Costs of sequestering CO2 through afforestation on arid land

The cumulative CO2 sequestered from 2030 to 2100 if afforestation took place in the regions shown in Fig. 1b with the canopy cover available for restoration given in ref. 20 and bare land areas with a 20% canopy cover are shown in Fig. 2a. The world was divided into nine main regions used in the LUT-ESTM framework18 and nations not within the framework were listed under the Rest of World category (Supplementary Data 1). Figure 2a shows that the Middle East and North Africa (MENA) region has the highest share of CO2 sequestration potential of 131 GtCO2 by 2070, followed by Sub-Saharan Africa with 87 GtCO2. This potential is driven by the availability of restoration and bare land areas with demand for desalination in these regions. By 2070, when the trees are expected to be mature as noted in Methods, Europe and Eurasia have the least estimated potential with 3.4 GtCO2 and 1.2 GtCO2, respectively. This low potential is due to the low availability of land area within the temperature range suitable for the mix of trees. A secure supply of desalinated water for irrigation helps to ensure the survival and carbon sequestration of the tree mix.

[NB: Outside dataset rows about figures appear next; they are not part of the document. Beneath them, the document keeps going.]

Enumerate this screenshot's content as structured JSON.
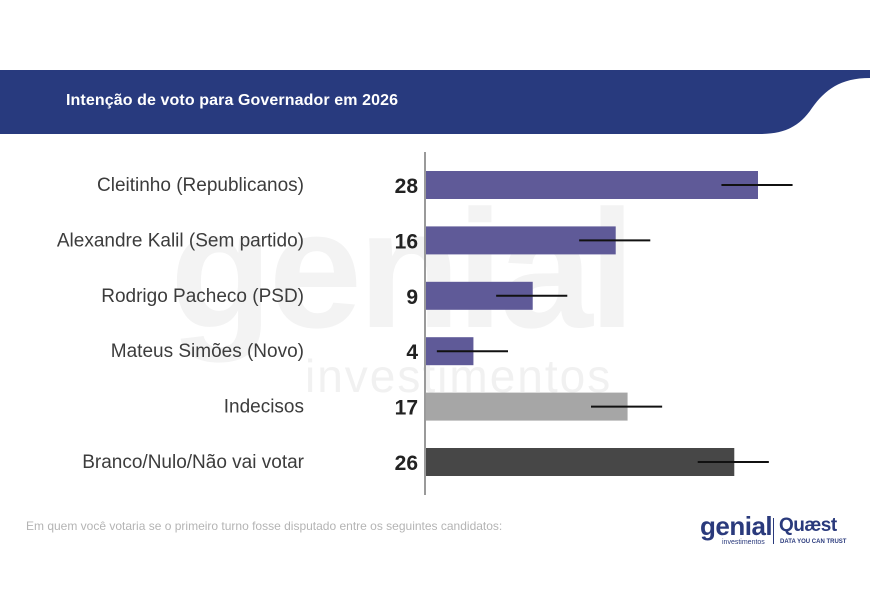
{
  "header": {
    "title": "Intenção de voto para Governador em 2026"
  },
  "watermark": {
    "main": "genial",
    "sub": "investimentos"
  },
  "footnote": "Em quem você votaria se o primeiro turno fosse disputado entre os seguintes candidatos:",
  "logos": {
    "genial": {
      "name": "genial",
      "sub": "investimentos"
    },
    "quaest": {
      "name": "Quæst",
      "tagline": "DATA YOU CAN TRUST"
    }
  },
  "colors": {
    "header_bg": "#283a7e",
    "candidate_bar": "#5f5a98",
    "undecided_bar": "#a6a6a6",
    "blank_bar": "#474747",
    "error_line": "#111111"
  },
  "chart_data": {
    "type": "bar",
    "orientation": "horizontal",
    "categories": [
      "Cleitinho (Republicanos)",
      "Alexandre Kalil (Sem partido)",
      "Rodrigo Pacheco (PSD)",
      "Mateus Simões (Novo)",
      "Indecisos",
      "Branco/Nulo/Não vai votar"
    ],
    "values": [
      28,
      16,
      9,
      4,
      17,
      26
    ],
    "value_labels": [
      "28",
      "16",
      "9",
      "4",
      "17",
      "26"
    ],
    "bar_colors": [
      "#5f5a98",
      "#5f5a98",
      "#5f5a98",
      "#5f5a98",
      "#a6a6a6",
      "#474747"
    ],
    "error_margin": 3,
    "xlim": [
      0,
      30
    ],
    "title": "",
    "xlabel": "",
    "ylabel": "",
    "grid": false,
    "legend": "none"
  }
}
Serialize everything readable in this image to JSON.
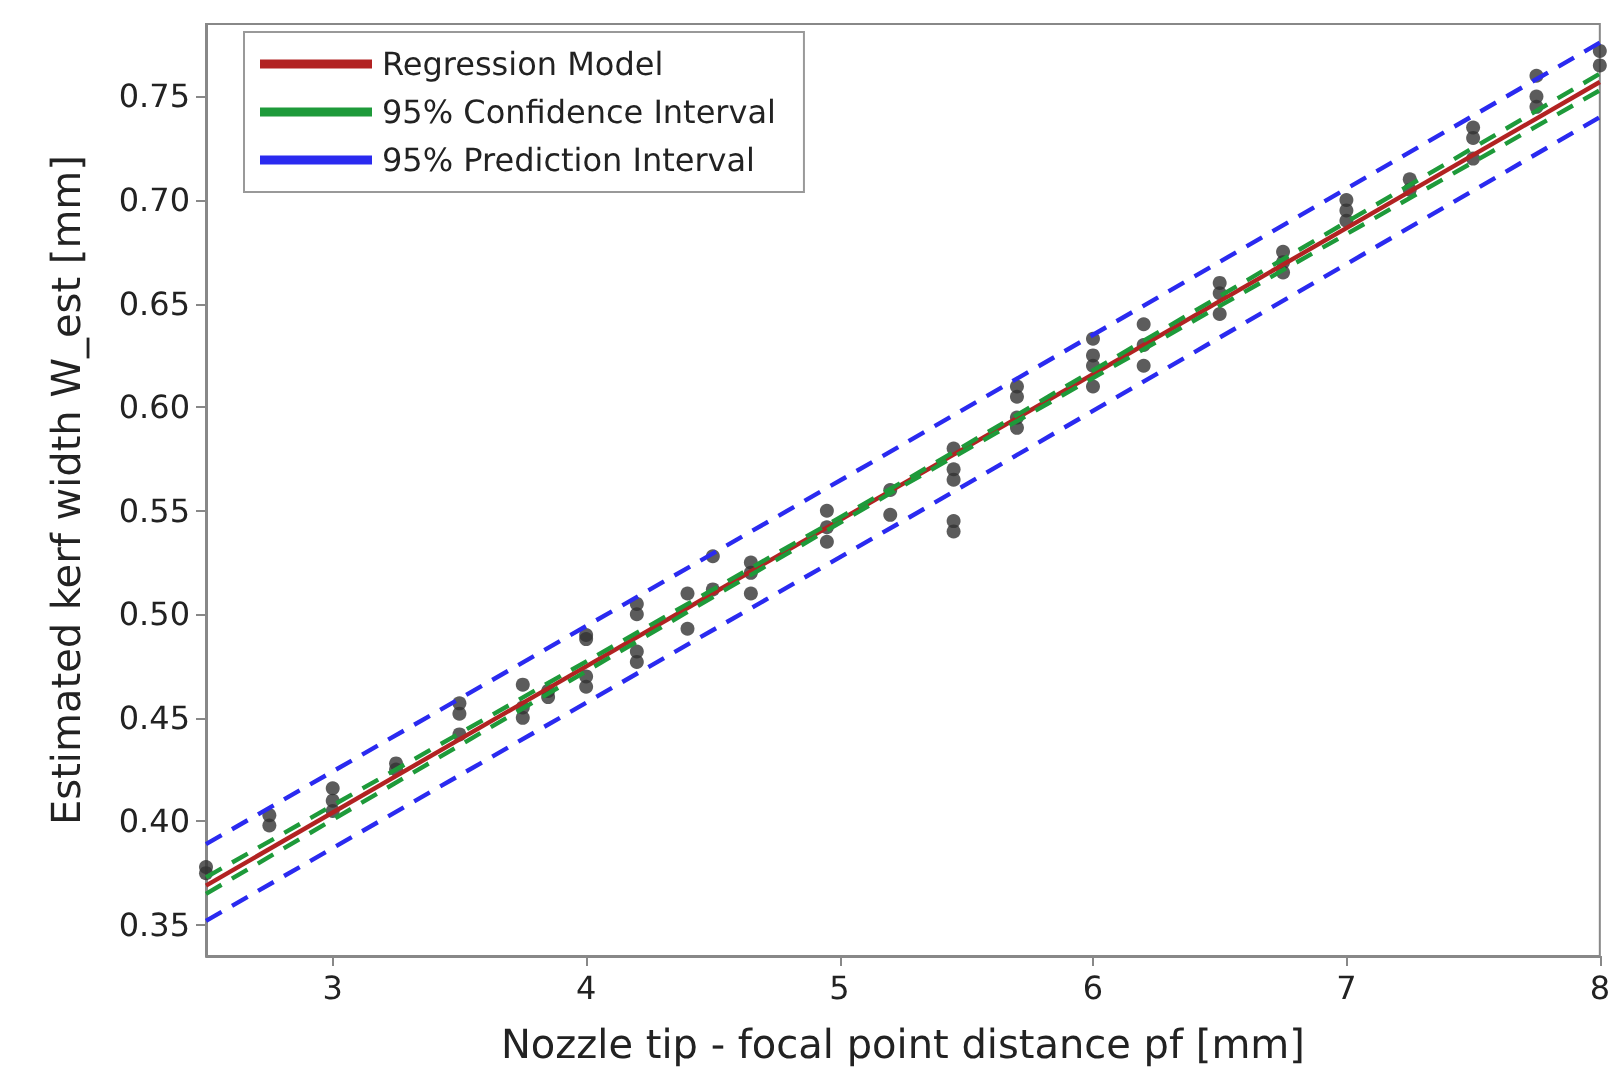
{
  "chart_data": {
    "type": "scatter",
    "xlabel": "Nozzle tip - focal point distance pf [mm]",
    "ylabel": "Estimated kerf width W_est [mm]",
    "xlim": [
      2.5,
      8
    ],
    "xticks": [
      3,
      4,
      5,
      6,
      7,
      8
    ],
    "ylim": [
      0.335,
      0.785
    ],
    "yticks": [
      0.35,
      {
        "value": 0.4,
        "label": "0.40"
      },
      0.45,
      {
        "value": 0.5,
        "label": "0.50"
      },
      0.55,
      {
        "value": 0.6,
        "label": "0.60"
      },
      0.65,
      {
        "value": 0.7,
        "label": "0.70"
      },
      0.75
    ],
    "grid": false,
    "legend": "top left",
    "series": [
      {
        "color": "#333333",
        "marker": "circle",
        "x": [
          2.5,
          2.5,
          2.75,
          2.75,
          3,
          3,
          3,
          3.25,
          3.25,
          3.5,
          3.5,
          3.5,
          3.75,
          3.75,
          3.75,
          3.85,
          3.85,
          4,
          4,
          4,
          4,
          4.2,
          4.2,
          4.2,
          4.2,
          4.4,
          4.4,
          4.5,
          4.5,
          4.65,
          4.65,
          4.65,
          4.95,
          4.95,
          4.95,
          5.2,
          5.2,
          5.45,
          5.45,
          5.45,
          5.45,
          5.45,
          5.7,
          5.7,
          5.7,
          5.7,
          6,
          6,
          6,
          6,
          6.2,
          6.2,
          6.2,
          6.5,
          6.5,
          6.5,
          6.75,
          6.75,
          6.75,
          7,
          7,
          7,
          7.25,
          7.25,
          7.5,
          7.5,
          7.5,
          7.75,
          7.75,
          7.75,
          8,
          8
        ],
        "values": [
          0.375,
          0.378,
          0.398,
          0.403,
          0.405,
          0.41,
          0.416,
          0.425,
          0.428,
          0.442,
          0.452,
          0.457,
          0.45,
          0.455,
          0.466,
          0.46,
          0.463,
          0.465,
          0.47,
          0.488,
          0.49,
          0.477,
          0.482,
          0.5,
          0.505,
          0.493,
          0.51,
          0.512,
          0.528,
          0.51,
          0.52,
          0.525,
          0.535,
          0.542,
          0.55,
          0.548,
          0.56,
          0.54,
          0.545,
          0.565,
          0.57,
          0.58,
          0.59,
          0.595,
          0.605,
          0.61,
          0.61,
          0.62,
          0.625,
          0.633,
          0.62,
          0.63,
          0.64,
          0.645,
          0.655,
          0.66,
          0.665,
          0.67,
          0.675,
          0.69,
          0.695,
          0.7,
          0.705,
          0.71,
          0.72,
          0.73,
          0.735,
          0.745,
          0.75,
          0.76,
          0.765,
          0.772
        ]
      },
      {
        "type": "line",
        "name": "Regression Model",
        "color": "#b22222",
        "line_style": "solid",
        "marker": "none",
        "x": [
          2.5,
          8
        ],
        "values": [
          0.369,
          0.757
        ]
      },
      {
        "type": "line",
        "name": "95% Confidence Interval",
        "color": "#1e9a3a",
        "line_style": "dashed",
        "marker": "none",
        "x": [
          2.5,
          5.25,
          8
        ],
        "values": [
          0.373,
          0.564,
          0.761
        ]
      },
      {
        "type": "line",
        "color": "#1e9a3a",
        "line_style": "dashed",
        "marker": "none",
        "x": [
          2.5,
          5.25,
          8
        ],
        "values": [
          0.365,
          0.562,
          0.753
        ]
      },
      {
        "type": "line",
        "name": "95% Prediction Interval",
        "color": "#2a2af0",
        "line_style": "dashed",
        "marker": "none",
        "x": [
          2.5,
          5.25,
          8
        ],
        "values": [
          0.389,
          0.582,
          0.776
        ]
      },
      {
        "type": "line",
        "color": "#2a2af0",
        "line_style": "dashed",
        "marker": "none",
        "x": [
          2.5,
          5.25,
          8
        ],
        "values": [
          0.352,
          0.545,
          0.74
        ]
      }
    ]
  }
}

Fig. 2: CO2 sequestration potential and costs.
figure 2

a, Global cumulative CO2 sequestration potential and for each major region. Potentials estimated for the land area suitable for afforestation with desalination in Fig. 1b and available restoration area as explained in Methods. The data are for the assumptions of bare land area use of 20% and temperature of 5 °C for 5 days. Countries that constitute the major regions are given in Supplementary Data 2. SAARC represents the South Asian Association for Regional Cooperation. b, Annual historic costs for the world and countries with large sequestration potentials (>1 GtCO2 by 2070).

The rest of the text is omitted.